The snakelike train carved its way down the East Coast through wintry showers and rain under an indigo sky until it arrived back at the restored and redeveloped Kings Cross Station.
After a rather tedious onward journey on the Piccadilly Line and a slow bus journey over the Thames I arrived back at a windswept and wet Barnes. Young Tales stood at the top of the stairs with ‘Bish’, a thread worn well-loved Jelly Cat sheep dangling by one limb. Bless him, he had stayed up to welcome me home if not to rub it in that Spurs were already trailing Burnley in the Third Round of The FA Cup by a goal after only 3 minutes, just the news I wanted as I struggled through the door with my bags.
Bags down, coat off then greetings were made as if I’d been away for a month.

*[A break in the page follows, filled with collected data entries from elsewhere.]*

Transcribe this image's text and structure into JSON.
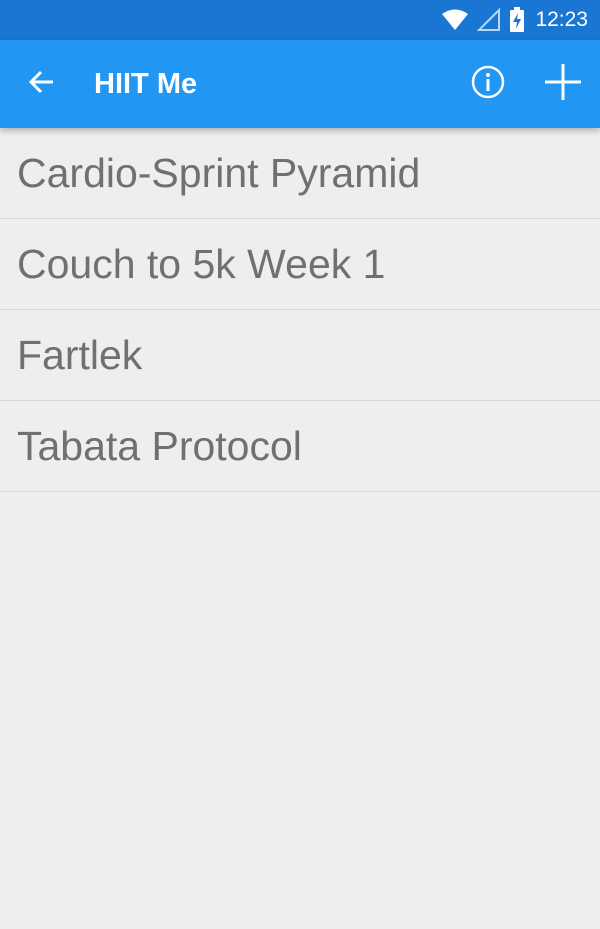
{
  "status_bar": {
    "time": "12:23",
    "icons": [
      "wifi-icon",
      "signal-icon",
      "battery-charging-icon"
    ]
  },
  "app_bar": {
    "title": "HIIT Me",
    "back_icon": "arrow-back-icon",
    "info_icon": "info-icon",
    "add_icon": "add-icon"
  },
  "workouts": [
    {
      "label": "Cardio-Sprint Pyramid"
    },
    {
      "label": "Couch to 5k Week 1"
    },
    {
      "label": "Fartlek"
    },
    {
      "label": "Tabata Protocol"
    }
  ],
  "colors": {
    "status_bar": "#1976d2",
    "app_bar": "#2196f3",
    "background": "#eeeeee",
    "item_text": "#707070",
    "divider": "#d6d6d6"
  }
}
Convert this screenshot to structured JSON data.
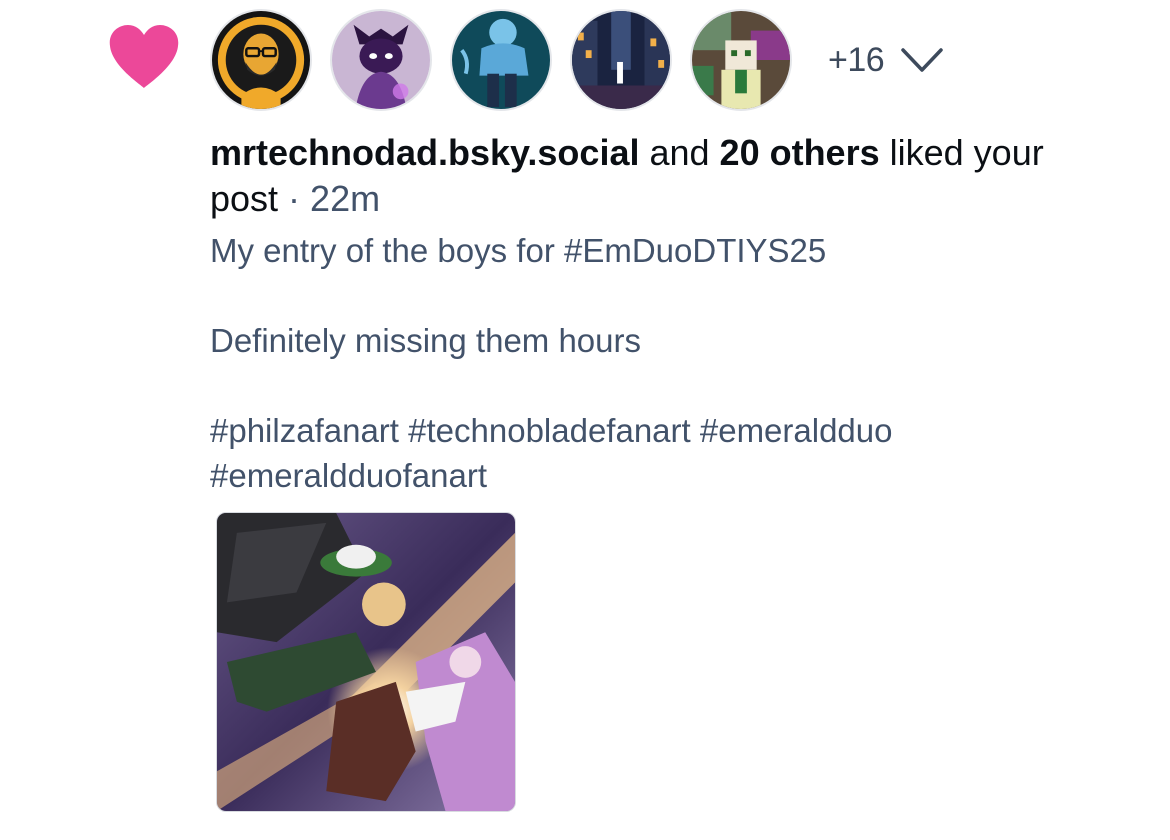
{
  "notification": {
    "icon": "heart-icon",
    "heart_color": "#ec4899",
    "avatars": [
      {
        "name": "avatar-1",
        "desc": "bald man with glasses and beard on yellow-black background"
      },
      {
        "name": "avatar-2",
        "desc": "purple character with glowing eyes"
      },
      {
        "name": "avatar-3",
        "desc": "blue character on teal background"
      },
      {
        "name": "avatar-4",
        "desc": "night city street"
      },
      {
        "name": "avatar-5",
        "desc": "minecraft-style character"
      }
    ],
    "more_count": "+16",
    "expand_icon": "chevron-down-icon",
    "liker": "mrtechnodad.bsky.social",
    "and_text": " and ",
    "others_text": "20 others",
    "liked_text": " liked your post",
    "separator": " · ",
    "time": "22m"
  },
  "post": {
    "line1": "My entry of the boys for #EmDuoDTIYS25",
    "line2": "Definitely missing them hours",
    "line3": "#philzafanart #technobladefanart #emeraldduo",
    "line4": "#emeraldduofanart",
    "image": "fan-art-thumbnail"
  },
  "colors": {
    "text_primary": "#0b0f14",
    "text_secondary": "#42526a",
    "heart": "#ec4899"
  }
}
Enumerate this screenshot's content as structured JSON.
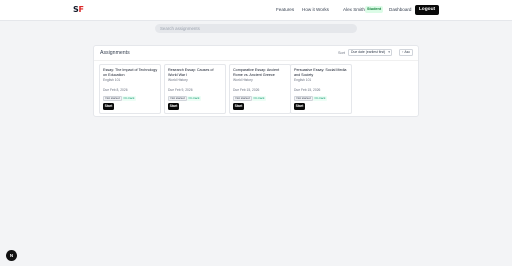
{
  "header": {
    "logo_s": "S",
    "logo_f": "F",
    "nav": [
      "Features",
      "How it Works"
    ],
    "user_name": "Alex Smith",
    "role": "Student",
    "dashboard": "Dashboard",
    "logout": "Logout"
  },
  "search": {
    "placeholder": "Search assignments"
  },
  "assignments": {
    "title": "Assignments",
    "sort_label": "Sort",
    "sort_value": "Due date (earliest first)",
    "sort_dir": "↑ Asc",
    "cards": [
      {
        "title": "Essay: The Impact of Technology on Education",
        "subject": "English 101",
        "due": "Due Feb 8, 2026",
        "status": "Not started",
        "time": "On track",
        "start": "Start"
      },
      {
        "title": "Research Essay: Causes of World War I",
        "subject": "World History",
        "due": "Due Feb 9, 2026",
        "status": "Not started",
        "time": "On track",
        "start": "Start"
      },
      {
        "title": "Comparative Essay: Ancient Rome vs. Ancient Greece",
        "subject": "World History",
        "due": "Due Feb 15, 2026",
        "status": "Not started",
        "time": "On track",
        "start": "Start"
      },
      {
        "title": "Persuasive Essay: Social Media and Society",
        "subject": "English 101",
        "due": "Due Feb 15, 2026",
        "status": "Not started",
        "time": "On track",
        "start": "Start"
      }
    ]
  },
  "fab": {
    "label": "N"
  },
  "colors": {
    "accent": "#dc2626",
    "primary": "#0a0a0a",
    "badge_green": "#dcfce7"
  }
}
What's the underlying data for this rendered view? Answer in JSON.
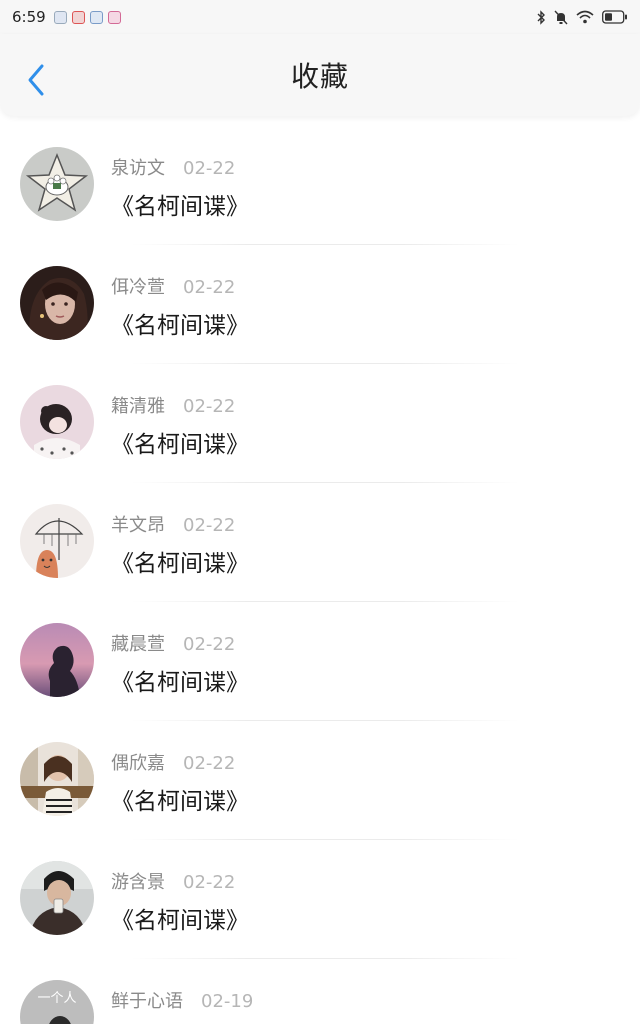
{
  "status_bar": {
    "time": "6:59",
    "notification_icons": [
      "app-icon-blue",
      "app-icon-red",
      "app-icon-shield",
      "app-icon-pink"
    ],
    "indicators": [
      "bluetooth-icon",
      "mute-icon",
      "wifi-icon",
      "battery-icon"
    ]
  },
  "header": {
    "title": "收藏",
    "back_icon": "chevron-left-icon",
    "accent": "#2f8fea"
  },
  "items": [
    {
      "author": "泉访文",
      "date": "02-22",
      "title": "《名柯间谍》",
      "avatar": "avatar-star-sheep"
    },
    {
      "author": "佴冷萱",
      "date": "02-22",
      "title": "《名柯间谍》",
      "avatar": "avatar-girl-portrait"
    },
    {
      "author": "籍清雅",
      "date": "02-22",
      "title": "《名柯间谍》",
      "avatar": "avatar-cartoon-girl"
    },
    {
      "author": "羊文昂",
      "date": "02-22",
      "title": "《名柯间谍》",
      "avatar": "avatar-umbrella-drawing"
    },
    {
      "author": "藏晨萱",
      "date": "02-22",
      "title": "《名柯间谍》",
      "avatar": "avatar-sunset-silhouette"
    },
    {
      "author": "偶欣嘉",
      "date": "02-22",
      "title": "《名柯间谍》",
      "avatar": "avatar-girl-street"
    },
    {
      "author": "游含景",
      "date": "02-22",
      "title": "《名柯间谍》",
      "avatar": "avatar-boy-cup"
    },
    {
      "author": "鲜于心语",
      "date": "02-19",
      "title": "",
      "avatar": "avatar-text-portrait"
    }
  ],
  "avatar_texts": {
    "item7": "一个人"
  }
}
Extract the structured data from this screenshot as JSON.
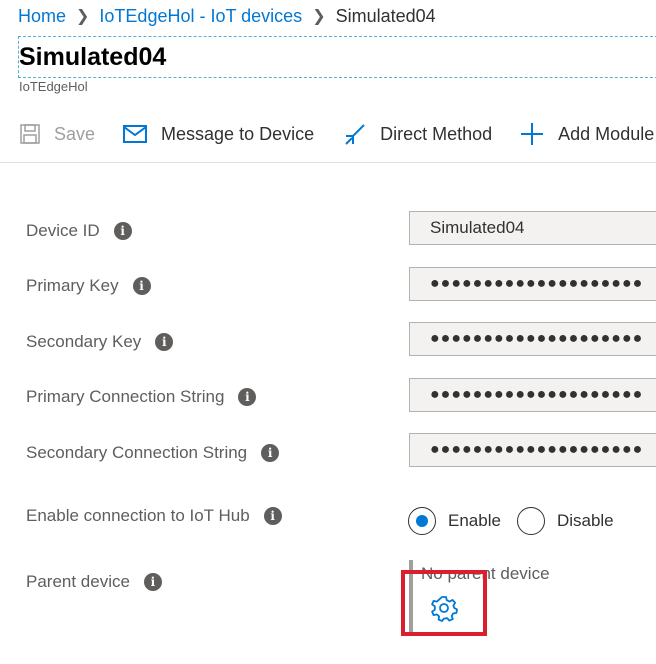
{
  "breadcrumb": {
    "home": "Home",
    "hub": "IoTEdgeHol - IoT devices",
    "current": "Simulated04"
  },
  "header": {
    "title": "Simulated04",
    "subtitle": "IoTEdgeHol"
  },
  "toolbar": {
    "save_label": "Save",
    "message_label": "Message to Device",
    "direct_method_label": "Direct Method",
    "add_module_label": "Add Module"
  },
  "fields": {
    "device_id": {
      "label": "Device ID",
      "value": "Simulated04"
    },
    "primary_key": {
      "label": "Primary Key",
      "value": "●●●●●●●●●●●●●●●●●●●●"
    },
    "secondary_key": {
      "label": "Secondary Key",
      "value": "●●●●●●●●●●●●●●●●●●●●"
    },
    "primary_conn": {
      "label": "Primary Connection String",
      "value": "●●●●●●●●●●●●●●●●●●●●"
    },
    "secondary_conn": {
      "label": "Secondary Connection String",
      "value": "●●●●●●●●●●●●●●●●●●●●"
    }
  },
  "connection": {
    "label": "Enable connection to IoT Hub",
    "enable": "Enable",
    "disable": "Disable",
    "selected": "Enable"
  },
  "parent": {
    "label": "Parent device",
    "value": "No parent device"
  },
  "colors": {
    "accent": "#0078d4",
    "highlight": "#d9202f"
  },
  "icons": {
    "info": "i",
    "save": "save-icon",
    "message": "envelope-icon",
    "direct_method": "direct-method-icon",
    "add": "plus-icon",
    "gear": "gear-icon"
  }
}
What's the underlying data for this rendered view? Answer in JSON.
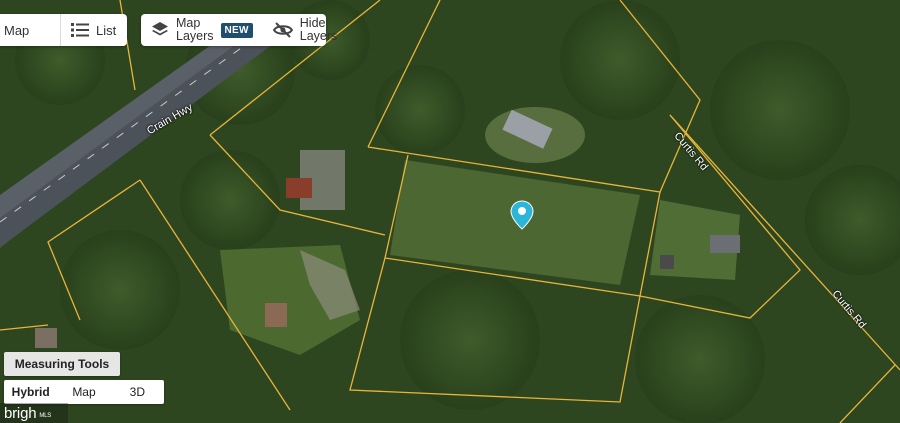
{
  "toolbar": {
    "map_label": "Map",
    "list_label": "List",
    "layers_line1": "Map",
    "layers_line2": "Layers",
    "new_badge": "NEW",
    "hide_line1": "Hide",
    "hide_line2": "Layers"
  },
  "map": {
    "roads": [
      "Crain Hwy",
      "Curtis Rd",
      "Curtis Rd"
    ],
    "pin_color": "#2bb5d8",
    "parcel_line_color": "#e8b43a"
  },
  "controls": {
    "measuring_tools_label": "Measuring Tools",
    "map_types": [
      "Hybrid",
      "Map",
      "3D"
    ],
    "active_map_type": "Hybrid"
  },
  "brand": {
    "logo_text": "brigh",
    "trademark": "MLS"
  },
  "icons": {
    "list": "list-icon",
    "layers": "layers-icon",
    "hide_layers": "eye-off-icon",
    "pin": "map-pin-icon"
  }
}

I was then presented by young Tales with a white card box that was left by the door during the day. After peeling back the Sellotape I folded back the flaps revealing its contents, this being a vintage Hardy reel pouch in its distinctive blue and cream livery. Some earlier ones were red and cream but this one will house a Hardy Lightweight  reel that currently sits on the bookcase. The Reel pouch was probably made in the 70’s and now trade hands for £15-24. In good condition these are hard to come by but can still be picked up here and there. The Hardy Selvyt pouches if found will set you back between £20-35 for a small one and in excess of £60 to fit a salmon reel, again dependent on condition to their value, so I feel the hard cases or pouch better value protection for your reels.

We still await the delivery of the Heddon 300 in order for me to compare to a vintage Hardy Featherweight so hopefully a write-up by the weekend.